Galo da Madrugada em um de seus primeiros desfiles.Hoje, o a maior bloco do planeta.(Foto:internet)
Pelas ruas do Bairro de São José, há 62 anos, confetes e serpentinas pareciam flutuar mais coloridos dos que são jogados nos tempos atuais. As troças, os clubes e os blocos carnavalescos satisfaziam os foliões que passavam o ano inteiro se preparando e preparando suas fantasias para os quatro dias de carnaval. As pessoas não tinham maldade e o carnaval era pura brincadeira, um evento altamente valorizado pelos moradores do Bairro de São José, gente que sabia o sentido da folia, sentia as músicas na pele e transpirava dela uma cultura bastante diversificada. E foi nesse ambiente que Sevy Caminha cresceu, entre o Clube Vassourinhas e o Batutas de São José. Sevy começou a trabalhar nesses clubes costurando as roupas dos integrantes e, com apenas dez anos de idade, se apaixonou pelo carnaval recifense, que na época era o maior de Pernambuco.

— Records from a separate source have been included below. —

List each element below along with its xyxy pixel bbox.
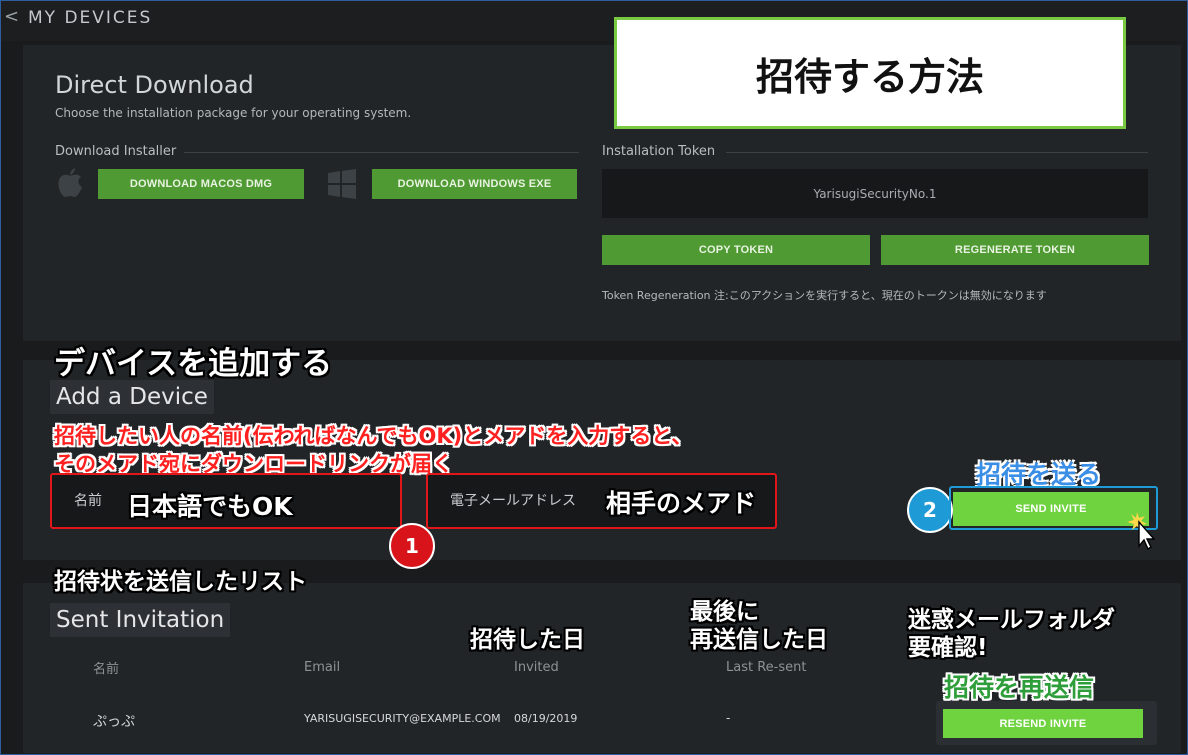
spam-note-line-2: 要確認!	[908, 635, 988, 661]
token-regeneration-note: Token Regeneration 注:このアクションを実行すると、現在のトー…	[602, 289, 1047, 302]
resent-note-line-2: 再送信した日	[690, 627, 828, 653]
send-invite-button[interactable]: SEND INVITE	[953, 492, 1149, 526]
column-header-invited: Invited	[514, 660, 559, 675]
divider	[726, 152, 1148, 153]
download-macos-button[interactable]: DOWNLOAD MACOS DMG	[98, 169, 304, 199]
sent-jp-heading: 招待状を送信したリスト	[54, 569, 307, 595]
installation-token-field[interactable]: YarisugiSecurityNo.1	[602, 169, 1148, 218]
column-header-last-resent: Last Re-sent	[726, 660, 807, 675]
divider	[184, 152, 579, 153]
windows-icon	[327, 169, 357, 199]
row-name: ぷっぷ	[93, 714, 135, 730]
cursor-icon	[1127, 510, 1156, 551]
row-email: YARISUGISECURITY@EXAMPLE.COM	[304, 712, 501, 725]
download-installer-label: Download Installer	[55, 144, 177, 159]
step-1-badge: 1	[389, 523, 435, 569]
column-header-email: Email	[304, 660, 341, 675]
regenerate-token-button[interactable]: REGENERATE TOKEN	[881, 235, 1149, 265]
row-invited: 08/19/2019	[514, 712, 578, 725]
sent-invitation-heading: Sent Invitation	[50, 603, 231, 637]
invited-note: 招待した日	[470, 627, 585, 653]
copy-token-button[interactable]: COPY TOKEN	[602, 235, 870, 265]
instruction-line-1: 招待したい人の名前(伝わればなんでもOK)とメアドを入力すると、	[54, 424, 693, 448]
name-input-hint: 日本語でもOK	[127, 492, 293, 521]
chevron-left-icon[interactable]: <	[4, 6, 19, 27]
email-input-hint: 相手のメアド	[606, 489, 757, 518]
add-device-jp-heading: デバイスを追加する	[54, 346, 333, 382]
direct-download-heading: Direct Download	[55, 71, 254, 99]
add-device-heading: Add a Device	[50, 380, 214, 414]
installation-token-label: Installation Token	[602, 144, 716, 159]
step-2-badge: 2	[907, 487, 953, 533]
row-last-resent: -	[726, 711, 731, 725]
column-header-name: 名前	[93, 662, 120, 677]
email-input-label: 電子メールアドレス	[450, 493, 576, 509]
name-input-label: 名前	[74, 493, 102, 509]
apple-icon	[55, 167, 85, 199]
download-windows-button[interactable]: DOWNLOAD WINDOWS EXE	[372, 169, 577, 199]
resend-invite-button[interactable]: RESEND INVITE	[943, 709, 1143, 738]
page-title: MY DEVICES	[28, 8, 153, 28]
overlay-title-callout: 招待する方法	[614, 17, 1126, 129]
direct-download-subtitle: Choose the installation package for your…	[55, 106, 412, 120]
resend-hint: 招待を再送信	[944, 673, 1095, 702]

Sevy Caminha veio do interior para morar na Rua das Águas Verdes, lá ela conheceu Arlinda Cruz, costureira do Vassourinhas. O que mais lhe chamava atenção era as cores e o brilho das fantasias e Seu Raul, marido de Arlinda, tesoureiro do Clube Vassourinhas, pediu a mãe de Sevy para que ela trabalhasse junto com sua esposa na confecção das fantasias. Sevy ganhava o seu dinheiro como costureira e gastava com jambo, camarão e bolo de goma. No pátio de São Pedro, o alfaiate e tesoureiro do Batutas de São José, Augusto Bandeira, também a convidou para alinhavar os paletós.Este contato direto com o frevo-de-bloco fez com que Sevy Caminha fundasse em 1978 um dos blocos mais antigos em atividade, o Pierrot de São José. Ela afirma com seus setenta e dois anos que, o passar dos anos, a política carnavalesca se chocava com as políticas públicas, e que foi difícil manter o bloco e sofreu bastante em ver outras manifestações carnavalescas como os seus maiores ídolos: Bloco Lenhadores e Batutas de São José, prestes a acabar. “A gestão de João Paulo? Foi de todas que vi, a que mais valorizou o carnaval”, afirmou Sevy e brincando ela completa “Sei que vários amigos meus poderiam ficar chateados com isso, mas não é questão de política”.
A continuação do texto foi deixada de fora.